After a history and physical examination, your veterinarian can start narrowing down the potential causes of weight loss in your horse. Is the horse not getting sufficient nutrition because of: underfeeding; competition; inability to chew, swallow, or get hold of food due to a primary disease; or is the horse not interested in the food due to an underlying disease?
Alternatively, your veterinarian will try to identify reasons for weight loss despite adequate intake of food: is the quality of the food poor; is there dental disease; is there an excessive nutritional need; or is there a digestive disorder due to an underlying disease such as cancer or inflammatory bowel disease?
Blood work and a urinalysis are often required to reach a diagnosis. These tests can help to identify several conditions, such as anemia, abnormalities in the total white blood cell count, and increases in the inflammatory proteins. The results also can indicate how well internal organs, such as the kidneys and liver, are working. A fecal float can help identify a parasite load, and a rectal exam can be a way to identify any palpable masses in the abdomen. Imaging such as ultrasound and radiographs can be used to further identify abnormalities within body cavities, as well as the collection of body fluids (i.e. abdominocentesis - a sample of the fluid within the abdominal cavity).
If the clinical investigation fails to identify a cause for weight loss, function tests can be performed to identify if the horse is absorbing or assimilating nutrients.

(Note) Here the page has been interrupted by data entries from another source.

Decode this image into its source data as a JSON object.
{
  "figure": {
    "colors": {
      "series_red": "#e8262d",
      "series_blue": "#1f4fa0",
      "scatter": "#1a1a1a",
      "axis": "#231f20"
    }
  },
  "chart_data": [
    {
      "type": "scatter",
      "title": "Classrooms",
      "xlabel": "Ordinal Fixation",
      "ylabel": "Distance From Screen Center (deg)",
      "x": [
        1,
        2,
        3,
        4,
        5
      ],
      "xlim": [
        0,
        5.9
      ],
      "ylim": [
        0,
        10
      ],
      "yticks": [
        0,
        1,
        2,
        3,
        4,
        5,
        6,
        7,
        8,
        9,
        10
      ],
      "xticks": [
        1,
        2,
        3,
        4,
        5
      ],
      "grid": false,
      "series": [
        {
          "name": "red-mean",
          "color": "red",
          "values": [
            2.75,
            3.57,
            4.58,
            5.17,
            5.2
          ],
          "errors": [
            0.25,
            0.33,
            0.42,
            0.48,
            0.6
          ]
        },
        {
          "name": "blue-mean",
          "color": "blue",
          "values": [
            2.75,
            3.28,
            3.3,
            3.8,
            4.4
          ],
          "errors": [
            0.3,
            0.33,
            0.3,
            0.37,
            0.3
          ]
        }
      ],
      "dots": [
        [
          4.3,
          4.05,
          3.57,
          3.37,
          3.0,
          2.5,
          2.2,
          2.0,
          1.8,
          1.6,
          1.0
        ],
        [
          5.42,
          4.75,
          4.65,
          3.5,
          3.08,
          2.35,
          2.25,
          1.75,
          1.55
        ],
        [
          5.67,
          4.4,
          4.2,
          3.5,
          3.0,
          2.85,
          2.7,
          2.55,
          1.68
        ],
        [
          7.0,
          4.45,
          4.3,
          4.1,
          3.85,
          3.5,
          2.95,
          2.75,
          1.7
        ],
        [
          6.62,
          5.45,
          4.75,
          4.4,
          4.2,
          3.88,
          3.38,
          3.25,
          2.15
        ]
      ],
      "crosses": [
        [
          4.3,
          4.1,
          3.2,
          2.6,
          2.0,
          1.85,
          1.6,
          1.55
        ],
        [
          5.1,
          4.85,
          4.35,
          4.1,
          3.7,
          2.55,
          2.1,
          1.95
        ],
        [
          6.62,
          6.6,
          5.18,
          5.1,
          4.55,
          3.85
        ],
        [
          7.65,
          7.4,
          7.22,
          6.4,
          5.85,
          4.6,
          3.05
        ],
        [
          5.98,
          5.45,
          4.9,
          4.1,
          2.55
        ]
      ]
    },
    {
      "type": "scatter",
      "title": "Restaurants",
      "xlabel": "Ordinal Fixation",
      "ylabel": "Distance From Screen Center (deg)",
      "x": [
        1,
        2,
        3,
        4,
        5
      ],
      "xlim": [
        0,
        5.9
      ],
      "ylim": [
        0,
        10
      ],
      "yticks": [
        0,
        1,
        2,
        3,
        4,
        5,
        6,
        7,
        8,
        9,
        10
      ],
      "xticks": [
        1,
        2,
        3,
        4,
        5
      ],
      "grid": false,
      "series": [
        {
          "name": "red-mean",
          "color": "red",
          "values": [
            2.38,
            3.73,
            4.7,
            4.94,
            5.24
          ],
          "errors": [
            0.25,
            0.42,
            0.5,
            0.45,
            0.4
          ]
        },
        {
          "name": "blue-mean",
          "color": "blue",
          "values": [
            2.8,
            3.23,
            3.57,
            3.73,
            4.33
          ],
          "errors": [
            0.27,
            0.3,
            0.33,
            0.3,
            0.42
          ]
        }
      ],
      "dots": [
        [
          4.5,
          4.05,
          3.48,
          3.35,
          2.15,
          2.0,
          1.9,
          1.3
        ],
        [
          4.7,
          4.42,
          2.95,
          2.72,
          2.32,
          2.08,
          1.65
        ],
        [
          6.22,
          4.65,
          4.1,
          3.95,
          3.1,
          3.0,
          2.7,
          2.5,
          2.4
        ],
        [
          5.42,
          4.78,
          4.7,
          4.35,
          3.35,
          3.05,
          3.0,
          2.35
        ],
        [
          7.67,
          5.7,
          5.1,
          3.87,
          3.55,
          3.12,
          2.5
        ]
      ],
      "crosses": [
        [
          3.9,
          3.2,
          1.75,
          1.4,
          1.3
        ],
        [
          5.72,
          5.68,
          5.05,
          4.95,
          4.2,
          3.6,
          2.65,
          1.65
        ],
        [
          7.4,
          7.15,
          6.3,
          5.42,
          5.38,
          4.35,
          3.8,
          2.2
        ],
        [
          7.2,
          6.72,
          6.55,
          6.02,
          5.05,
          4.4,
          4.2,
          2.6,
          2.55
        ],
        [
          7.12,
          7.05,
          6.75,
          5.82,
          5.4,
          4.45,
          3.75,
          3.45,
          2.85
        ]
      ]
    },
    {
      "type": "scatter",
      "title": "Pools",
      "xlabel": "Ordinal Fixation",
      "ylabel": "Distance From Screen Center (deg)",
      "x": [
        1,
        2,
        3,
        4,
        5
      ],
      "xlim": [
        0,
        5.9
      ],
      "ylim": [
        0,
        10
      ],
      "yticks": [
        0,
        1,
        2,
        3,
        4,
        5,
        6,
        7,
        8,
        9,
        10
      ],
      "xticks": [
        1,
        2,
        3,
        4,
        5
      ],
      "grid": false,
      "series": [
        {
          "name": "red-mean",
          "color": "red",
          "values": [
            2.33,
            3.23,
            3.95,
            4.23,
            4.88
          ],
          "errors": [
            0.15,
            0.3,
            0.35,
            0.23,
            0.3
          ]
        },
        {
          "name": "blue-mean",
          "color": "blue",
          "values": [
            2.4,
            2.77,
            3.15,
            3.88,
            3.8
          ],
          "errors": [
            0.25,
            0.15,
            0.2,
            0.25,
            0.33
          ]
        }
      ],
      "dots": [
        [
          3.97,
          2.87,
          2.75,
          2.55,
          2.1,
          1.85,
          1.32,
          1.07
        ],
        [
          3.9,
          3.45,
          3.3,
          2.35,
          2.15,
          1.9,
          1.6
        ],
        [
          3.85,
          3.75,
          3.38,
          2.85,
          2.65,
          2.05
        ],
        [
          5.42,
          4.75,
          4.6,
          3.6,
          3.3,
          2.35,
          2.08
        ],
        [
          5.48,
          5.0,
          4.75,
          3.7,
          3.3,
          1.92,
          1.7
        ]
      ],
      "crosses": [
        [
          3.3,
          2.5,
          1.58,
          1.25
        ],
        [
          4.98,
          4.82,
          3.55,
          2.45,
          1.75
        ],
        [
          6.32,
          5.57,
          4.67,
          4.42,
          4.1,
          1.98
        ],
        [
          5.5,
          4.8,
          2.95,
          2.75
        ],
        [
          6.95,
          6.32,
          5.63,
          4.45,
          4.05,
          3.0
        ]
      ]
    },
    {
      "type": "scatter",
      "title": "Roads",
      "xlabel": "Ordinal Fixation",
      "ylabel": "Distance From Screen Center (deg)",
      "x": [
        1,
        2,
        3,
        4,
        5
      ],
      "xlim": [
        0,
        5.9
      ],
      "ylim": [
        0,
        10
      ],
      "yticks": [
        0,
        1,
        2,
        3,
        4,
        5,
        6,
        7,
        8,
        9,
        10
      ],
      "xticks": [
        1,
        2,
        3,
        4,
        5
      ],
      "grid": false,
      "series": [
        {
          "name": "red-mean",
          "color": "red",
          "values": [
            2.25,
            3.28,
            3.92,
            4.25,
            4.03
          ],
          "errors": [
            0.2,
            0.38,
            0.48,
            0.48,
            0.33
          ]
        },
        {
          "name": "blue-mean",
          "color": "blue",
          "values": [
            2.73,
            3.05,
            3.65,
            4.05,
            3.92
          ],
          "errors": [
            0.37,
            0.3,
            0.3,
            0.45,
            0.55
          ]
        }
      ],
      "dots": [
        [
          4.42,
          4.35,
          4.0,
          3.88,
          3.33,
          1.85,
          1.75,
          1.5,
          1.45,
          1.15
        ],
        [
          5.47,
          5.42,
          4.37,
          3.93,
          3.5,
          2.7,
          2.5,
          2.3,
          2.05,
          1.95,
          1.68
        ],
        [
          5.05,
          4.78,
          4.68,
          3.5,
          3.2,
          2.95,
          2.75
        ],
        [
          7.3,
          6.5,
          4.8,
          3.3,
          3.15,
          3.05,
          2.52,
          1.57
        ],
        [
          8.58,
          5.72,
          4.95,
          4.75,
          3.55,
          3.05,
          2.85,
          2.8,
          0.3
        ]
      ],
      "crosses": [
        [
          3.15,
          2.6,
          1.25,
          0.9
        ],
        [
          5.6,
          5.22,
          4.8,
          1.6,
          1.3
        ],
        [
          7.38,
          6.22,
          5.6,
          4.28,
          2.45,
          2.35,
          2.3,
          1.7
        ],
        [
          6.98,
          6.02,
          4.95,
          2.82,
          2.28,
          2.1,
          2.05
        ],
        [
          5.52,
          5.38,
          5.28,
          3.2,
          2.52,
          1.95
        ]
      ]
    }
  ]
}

Examples of such tests include an oral-glucose-absorption test in which the horse is fasted overnight and then given a glucose solution through a nasogastric tube, followed by collection of blood samples over a four-hour period. Rectal and intestinal biopsies can be used to identify disease such as inflammatory bowel disease and gastrointestinal cancer that cause poor absorption of nutrients.
Once the cause of weight loss is identified, treatment can begin. Veterinarians will consider the horse’s diet, the micronutrient requirements, and the primary disease to help the animal gain weight. A healthy horse requires 1 to 2 percent of his body weight in total feed a day. Not more than 50 percent of this should be fed with “concentrate,” or grain. A minimum of 1 percent of the body weight should be in forage. For example, a 1,000-pound horse should receive 10-to-20 lbs of total feed a day. (The “easy keeper” receives 1 percent [or slightly less] including his pasture grass for maintenance and the thin horse receives 2 percent or more to gain weight). True complete feeds, such as most equine senior feeds, are not considered concentrates because the majority of their ingredients are forages in pellet form.
One word of caution: When starting to feed the emaciated rescue horse, it is important to start with roughage only, such as an alfalfa or alfalfa/grass mix for the first week, and no complete feeds or concentrates. High-carbohydrate diets can result in “re-feeding syndrome” which can cause significant insulin releases and may lead to phosphorus and magnesium imbalances. These, in turn, can lead to cardiac, respiratory, and renal failure, and death within three to seven days of re-feeding.
Horses can lose weight for many reasons, and sometimes a combination of factors is involved. Keeping track of your horse’s daily eating habits, weight, and activities will be very helpful to the veterinarian in diagnosing and treating the problem.